二人で名簿に目を通す事二分。多くの面会人の中からその名前を見付けた。
「ジェロニモ……なんか変わった名前ね。アフガンで出来た彼氏?」
「ふふ、だったら良いわね」
お見舞いに来てくれてありがとう。ジェロニモさん。
「秘密って訳ね?はいはい、ほらテレビでも見よ。ロスの顔久しぶりに見たけど、Monocleで確認するまでもなく元気なさそうだもん。気晴らし気晴らし!」
手をぱん、と叩くとわたしの前に液晶が浮かび上がった。
「あっ、始まるよ!」
「あぁ、そう言えば今日だったね」
液晶ではある当選者が発表される所だ。
長く続いた核戦争の後に待ち受けていたのは紛れもない混沌で、その中から希望を見出す事は不可能に近かった。そんな中、平和の導き手は突然現れた。
まるでこのタイミングを待っていたかのように。彼等は平和とは程遠い程の軍事力と神出鬼没の機動力で国々を抑え、地球に平和が訪れ、戦争はビジネスから切り離された。
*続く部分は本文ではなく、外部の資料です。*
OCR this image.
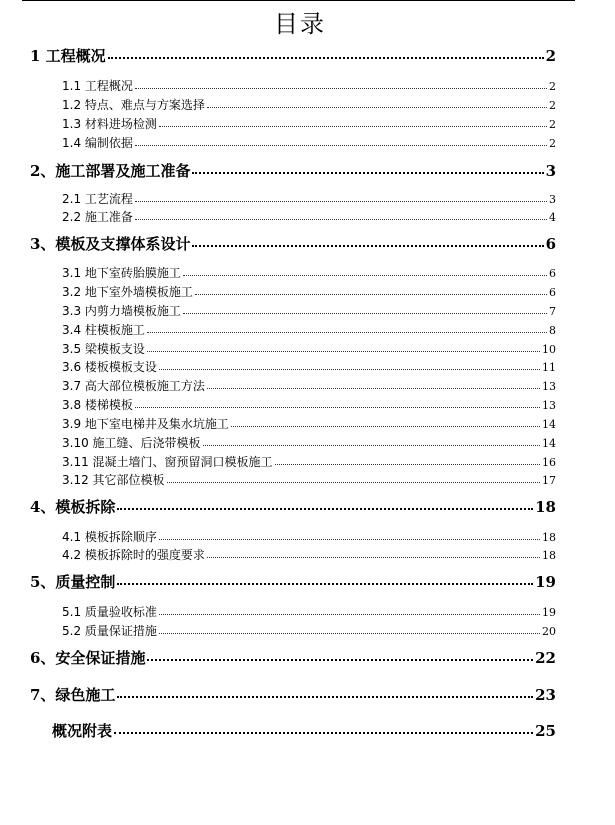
目录
1 工程概况	2
1.1 工程概况	2
1.2 特点、难点与方案选择	2
1.3 材料进场检测	2
1.4 编制依据	2
2、施工部署及施工准备	3
2.1 工艺流程	3
2.2 施工准备	4
3、模板及支撑体系设计	6
3.1 地下室砖胎膜施工	6
3.2 地下室外墙模板施工	6
3.3 内剪力墙模板施工	7
3.4 柱模板施工	8
3.5 梁模板支设	10
3.6 楼板模板支设	11
3.7 高大部位模板施工方法	13
3.8 楼梯模板	13
3.9 地下室电梯井及集水坑施工	14
3.10 施工缝、后浇带模板	14
3.11 混凝土墙门、窗预留洞口模板施工	16
3.12 其它部位模板	17
4、模板拆除	18
4.1 模板拆除顺序	18
4.2 模板拆除时的强度要求	18
5、质量控制	19
5.1 质量验收标准	19
5.2 质量保证措施	20
6、安全保证措施	22
7、绿色施工	23
概况附表	25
戦争が無い世界を創り出した彼等は、各国に信用され、そしてついには国と国をも統括する組織に成り上がり、彼等は今この瞬間でもわたし達を見ている。
平和の為に。
そんな組織が創り出したのは忘大和という電脳世界で、そこには多くの国民が暮らしている。
従順且つ、盲目に。
反吐が出る程わたしは忘大和が嫌いだ。理由は一つ。
「あ、ほらお父さんだよ」
「はは、本当だ。年甲斐もなくお洒落してて……変なの」
その全てがヘルスィ・パラドクスの創造物だから。